It's inference based on the facts we know. Unless you think anything not directly stated by the show means headcanon, I guess that means Luna canonically only got mad at ponies falling asleep at night, nothing else.

>So, I notice
A small input doesn't mean the result has to have zero relation to the initial change, it is entirely possible for the result to still have acted in a logical way out of the infinite ways it could have played out simply out of chance, such as Dashie being inspired to become a soldier instead of a Shadowbolt, her entire outlook in life was changed from just one small change. Because we're talking about people some things are impossible, like there is no possible timeline for Fluttershy to hate animals since everypony is destined to get their cutie marks at some point or another, which limits the randomness to some degree. Your ice machine example doesn't work because it is one single event. The equivalent of your example is simply the rainboom being stopped, one single event; you pressed the button ice came out, Dashie was distracted no rainboom. The difference with the resulting timelines is they had 20 years of thousands of events building off of each other until the resulting timeline we see, like floating Fluttershy resulting in capitalism taking over. The "philosophy" doesn't change that, there were still thousands of differences you're ignoring like Equestria changing its entire economic system. In fact that just supports the idea that the cutie map is subtly effecting things by showing a specific timeline out of all the infinite possibilities to match the "philosophy".

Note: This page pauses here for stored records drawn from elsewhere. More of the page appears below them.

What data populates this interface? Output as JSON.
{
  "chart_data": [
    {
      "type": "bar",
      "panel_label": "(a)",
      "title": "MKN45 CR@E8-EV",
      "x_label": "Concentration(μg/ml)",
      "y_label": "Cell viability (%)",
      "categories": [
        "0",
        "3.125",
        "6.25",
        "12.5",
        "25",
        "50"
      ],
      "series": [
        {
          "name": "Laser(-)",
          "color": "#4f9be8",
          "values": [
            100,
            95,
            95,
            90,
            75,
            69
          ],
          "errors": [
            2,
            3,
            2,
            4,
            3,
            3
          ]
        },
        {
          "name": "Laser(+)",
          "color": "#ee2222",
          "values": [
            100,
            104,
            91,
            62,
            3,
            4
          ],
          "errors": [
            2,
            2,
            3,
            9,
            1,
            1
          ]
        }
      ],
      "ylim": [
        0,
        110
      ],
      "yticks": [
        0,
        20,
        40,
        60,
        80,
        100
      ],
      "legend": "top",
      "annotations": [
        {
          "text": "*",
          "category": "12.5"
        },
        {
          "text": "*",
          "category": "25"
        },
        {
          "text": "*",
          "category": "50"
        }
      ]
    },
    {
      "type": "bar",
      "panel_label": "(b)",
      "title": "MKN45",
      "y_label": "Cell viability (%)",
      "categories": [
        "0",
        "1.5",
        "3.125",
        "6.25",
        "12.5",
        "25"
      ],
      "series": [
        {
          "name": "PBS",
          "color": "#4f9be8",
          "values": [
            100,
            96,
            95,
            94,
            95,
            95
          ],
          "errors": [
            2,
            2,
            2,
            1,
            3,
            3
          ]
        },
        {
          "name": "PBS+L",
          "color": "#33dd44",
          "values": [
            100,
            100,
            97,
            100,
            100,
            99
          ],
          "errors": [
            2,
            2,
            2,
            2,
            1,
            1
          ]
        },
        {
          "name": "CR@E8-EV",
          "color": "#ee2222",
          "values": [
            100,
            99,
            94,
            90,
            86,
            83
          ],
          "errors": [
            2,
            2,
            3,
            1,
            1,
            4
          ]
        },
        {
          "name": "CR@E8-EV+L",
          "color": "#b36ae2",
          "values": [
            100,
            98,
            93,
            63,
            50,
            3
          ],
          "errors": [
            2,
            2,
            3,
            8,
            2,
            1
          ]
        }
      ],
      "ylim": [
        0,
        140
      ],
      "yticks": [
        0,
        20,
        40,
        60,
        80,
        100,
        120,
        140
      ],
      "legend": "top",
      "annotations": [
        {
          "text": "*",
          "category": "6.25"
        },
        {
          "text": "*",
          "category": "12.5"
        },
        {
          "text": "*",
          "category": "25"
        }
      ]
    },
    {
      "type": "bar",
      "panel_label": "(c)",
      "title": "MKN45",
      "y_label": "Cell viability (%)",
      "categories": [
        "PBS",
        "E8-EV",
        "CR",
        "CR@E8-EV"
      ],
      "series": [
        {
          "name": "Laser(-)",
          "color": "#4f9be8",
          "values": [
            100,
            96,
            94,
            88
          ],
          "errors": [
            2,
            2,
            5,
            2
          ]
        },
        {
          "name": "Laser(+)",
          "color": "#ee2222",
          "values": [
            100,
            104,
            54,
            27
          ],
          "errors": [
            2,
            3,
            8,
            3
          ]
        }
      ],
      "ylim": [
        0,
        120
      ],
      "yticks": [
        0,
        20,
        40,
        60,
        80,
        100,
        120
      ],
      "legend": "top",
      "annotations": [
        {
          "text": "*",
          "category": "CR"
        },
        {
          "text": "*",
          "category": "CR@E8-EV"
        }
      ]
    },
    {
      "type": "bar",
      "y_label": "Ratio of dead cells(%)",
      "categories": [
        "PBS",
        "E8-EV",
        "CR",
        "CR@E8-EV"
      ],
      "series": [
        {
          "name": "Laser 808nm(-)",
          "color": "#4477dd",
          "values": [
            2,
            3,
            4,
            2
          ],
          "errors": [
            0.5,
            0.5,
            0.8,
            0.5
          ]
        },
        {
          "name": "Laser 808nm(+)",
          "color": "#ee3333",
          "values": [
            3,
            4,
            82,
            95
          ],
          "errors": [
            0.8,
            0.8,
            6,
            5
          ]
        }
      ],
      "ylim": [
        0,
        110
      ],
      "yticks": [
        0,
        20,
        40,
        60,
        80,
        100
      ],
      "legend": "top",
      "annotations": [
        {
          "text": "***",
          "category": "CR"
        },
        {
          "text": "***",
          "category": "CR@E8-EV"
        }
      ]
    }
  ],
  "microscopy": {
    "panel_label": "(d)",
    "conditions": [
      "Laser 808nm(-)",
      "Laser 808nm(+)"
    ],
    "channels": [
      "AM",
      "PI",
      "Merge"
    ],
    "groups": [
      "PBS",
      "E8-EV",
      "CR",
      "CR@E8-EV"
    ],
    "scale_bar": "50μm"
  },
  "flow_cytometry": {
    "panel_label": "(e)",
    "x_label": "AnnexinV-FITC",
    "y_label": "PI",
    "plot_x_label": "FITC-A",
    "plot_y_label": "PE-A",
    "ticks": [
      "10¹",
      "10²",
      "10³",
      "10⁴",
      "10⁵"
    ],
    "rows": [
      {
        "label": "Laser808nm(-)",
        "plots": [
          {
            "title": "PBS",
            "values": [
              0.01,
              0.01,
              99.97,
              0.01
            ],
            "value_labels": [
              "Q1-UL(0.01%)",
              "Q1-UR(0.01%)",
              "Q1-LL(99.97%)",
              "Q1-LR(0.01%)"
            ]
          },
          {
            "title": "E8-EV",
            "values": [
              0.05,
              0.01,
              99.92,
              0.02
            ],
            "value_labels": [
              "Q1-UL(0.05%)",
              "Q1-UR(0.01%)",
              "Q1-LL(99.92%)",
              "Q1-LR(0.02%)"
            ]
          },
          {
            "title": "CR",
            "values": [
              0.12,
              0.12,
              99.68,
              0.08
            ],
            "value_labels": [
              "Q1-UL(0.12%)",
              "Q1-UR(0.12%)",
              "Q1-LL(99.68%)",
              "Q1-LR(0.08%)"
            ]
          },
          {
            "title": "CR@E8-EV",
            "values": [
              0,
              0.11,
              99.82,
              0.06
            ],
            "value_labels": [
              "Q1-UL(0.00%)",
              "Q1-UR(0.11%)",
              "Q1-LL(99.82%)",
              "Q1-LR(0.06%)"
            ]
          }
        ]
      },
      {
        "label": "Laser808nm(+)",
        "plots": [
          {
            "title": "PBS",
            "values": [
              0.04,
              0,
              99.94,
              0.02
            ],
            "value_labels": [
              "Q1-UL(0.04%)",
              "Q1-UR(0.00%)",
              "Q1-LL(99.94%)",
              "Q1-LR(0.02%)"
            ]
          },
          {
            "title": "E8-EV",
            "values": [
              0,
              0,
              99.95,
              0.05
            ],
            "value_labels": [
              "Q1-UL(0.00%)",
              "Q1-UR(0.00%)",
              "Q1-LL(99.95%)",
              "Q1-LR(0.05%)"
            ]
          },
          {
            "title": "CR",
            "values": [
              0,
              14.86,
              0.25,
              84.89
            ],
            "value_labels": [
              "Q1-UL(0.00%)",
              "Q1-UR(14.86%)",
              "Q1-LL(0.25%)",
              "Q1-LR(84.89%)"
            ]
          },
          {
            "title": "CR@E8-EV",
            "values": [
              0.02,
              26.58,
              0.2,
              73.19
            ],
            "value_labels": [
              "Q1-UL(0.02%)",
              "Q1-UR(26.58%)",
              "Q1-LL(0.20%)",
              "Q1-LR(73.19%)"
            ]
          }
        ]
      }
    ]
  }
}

Basically stopping the rainboom is the small input that created many highly different timelines. The slight differences in how the rainboom is stopped represents how the initial conditions are impossible to replicate even in a deterministic system because of the slight fluctuations in atoms and such. The timelines are a result of the butterfly effect. The put it another way, it's the cause and effect over many generations, not just one single set.

>We'll see
No, I gave you the answer. Whatever mental gymnastics you're thinking of, you're dead wrong.

>But I don't think it had real control over how the portals were formed, anyway.
Neither do I, the ToH is an ambient force, not a god. It's not controlling, it's influencing. Just like how gravity influences our acceleration, it's not controlling us.